The type of the key for a set of data almost never changes, because doing so would likely break all systems that interact with the data. Certainly, in a well-engineered system, such a change would be avoided as it wouldn’t be an evolvable change. (Such a change in key would require a new data set, dual-published for some time while systems were migrated.) Hence, we can say that the type, a.k.a. schema, of a key won’t evolve.

As a key never changes, it’s the perfect candidate for being shared. Doing so can improve the readability, type-safety, and traceability of the data.

For example’s sake, let’s use userId as the key for Users and a composite key of userId and orderId for OpenOrders.

While it’s perfectly fine to leave userId as a simple long, you may choose to create a custom type, for example this Avro schema:

{
  "type": "record",
  "name": "UserId",
  "namespace": "acme.users",
  "fields": [
    {
      "name": "id",
      "type": "long"
    }
  ]
}

This use of an Avro record to represent the id of a User comes with a, albeit small, serialization cost!

The OpenOrder key schema might look like:

{
  "type": "record",
  "name": "OrderId",
  "namespace": "acme.orders",
  "fields": [
    {
      "name": "orderId",
      "type": "long"
    },
    {
      "name": "userId",
      "type": "acme.users.UserId"
    }
  ]
}

Notice the userId field is of type acme.users.UserId. This is referencing a type from another data product. Gasp! However, it’s OK, as the referenced type is a key and hence its schema won’t change.

The User and OpenOrder schemas updated to use these new key types would look like:

{
  "type": "record",
  "name": "User",
  "namespace": "acme.users",
  "fields": [
    {
      "name": "id",
      "type": "acme.users.UserId"
    },
    {
      "name": "fullName",
      "type": "string"
    },
    {
      "name": "residentialAddress",
      "type": "string"
    }
  ]
}
{
  "type": "record",
  "name": "OpenOrder",
  "namespace": "acme.orders",
  "fields": [
    {
      "name": "id",
      "type": "acme.orders.OrderId"
    },
    {
      "name": "items",
      "type": {
        "type": "array",
        "items": "acme.orders.OrderItem"
      }
    }
  ]
}

Now, some readers may think wrapping primitives in a type is overkill.

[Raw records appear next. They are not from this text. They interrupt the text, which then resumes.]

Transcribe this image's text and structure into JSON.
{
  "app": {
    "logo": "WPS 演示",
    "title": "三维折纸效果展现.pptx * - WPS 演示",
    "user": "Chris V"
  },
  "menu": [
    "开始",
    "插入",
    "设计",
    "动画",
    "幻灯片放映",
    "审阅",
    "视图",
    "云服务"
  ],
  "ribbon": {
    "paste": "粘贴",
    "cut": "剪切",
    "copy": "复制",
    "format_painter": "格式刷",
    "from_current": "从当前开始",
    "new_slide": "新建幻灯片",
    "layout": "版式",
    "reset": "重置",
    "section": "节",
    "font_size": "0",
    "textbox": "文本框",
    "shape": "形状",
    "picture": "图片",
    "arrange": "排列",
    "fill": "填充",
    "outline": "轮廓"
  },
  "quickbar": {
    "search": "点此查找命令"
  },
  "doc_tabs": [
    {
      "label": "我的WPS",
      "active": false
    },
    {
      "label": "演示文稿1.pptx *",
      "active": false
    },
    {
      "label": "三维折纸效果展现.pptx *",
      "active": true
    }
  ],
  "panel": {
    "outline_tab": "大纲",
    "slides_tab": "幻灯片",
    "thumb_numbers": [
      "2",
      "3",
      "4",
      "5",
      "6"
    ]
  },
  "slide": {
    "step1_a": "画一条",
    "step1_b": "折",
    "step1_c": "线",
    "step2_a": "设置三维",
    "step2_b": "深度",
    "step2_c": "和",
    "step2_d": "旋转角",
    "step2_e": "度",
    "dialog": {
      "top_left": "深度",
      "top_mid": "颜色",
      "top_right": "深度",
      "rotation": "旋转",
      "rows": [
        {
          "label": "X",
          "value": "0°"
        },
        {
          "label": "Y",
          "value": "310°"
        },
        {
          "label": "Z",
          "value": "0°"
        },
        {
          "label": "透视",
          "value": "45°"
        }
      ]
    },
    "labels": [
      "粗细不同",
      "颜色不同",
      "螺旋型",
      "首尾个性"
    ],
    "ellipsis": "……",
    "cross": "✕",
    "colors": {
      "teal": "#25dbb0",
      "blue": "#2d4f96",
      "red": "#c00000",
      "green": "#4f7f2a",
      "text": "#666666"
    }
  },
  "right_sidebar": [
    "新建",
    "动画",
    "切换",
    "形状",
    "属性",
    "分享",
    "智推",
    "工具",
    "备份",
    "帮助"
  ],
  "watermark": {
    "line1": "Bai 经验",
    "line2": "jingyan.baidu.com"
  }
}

They may well be right, though the types do make it easier to understand where the key is coming from and allow a simple id field name to be unambiguous, and will provide a level of type-safety when working with the data in some languages.

Make your own judgment on the wrapped primitives. Hopefully, you’ll agree the OrderId type makes more sense.

Value types

Similar to keys, there is an argument for allowing simple ‘value’ types to be shared. Consider a Currency enumeration or a Date type. Simple types that wrap a single primitive or two.

Such shared schema can make it easier to work with the data, performing joins on common types, transforming input data to create new products, etc.

However, it’s important to note that such types work great until their schema needs to change. Then you have a challenge, potentially involving getting everyone to update at the same time.

Consider that adding a new currency to the Currency enumeration would not be an evolvable change for most schema implementations…

So, if you’re going to use shared schema like these, choose wisely which types to share.

In conclusion…

Hopefully, this post has given you some ideas on how to use shared schemas in your data products without creating problems for yourself down the road.

If you’re looking for a general rule on when to share or not, then how about:

  1. Sharing and embedding key schemas: not a problem
  2. Sharing and embedding value type schemas: tread carefully
  3. Sharing and embedding value schemas: avoid like the plague!

Happy coding!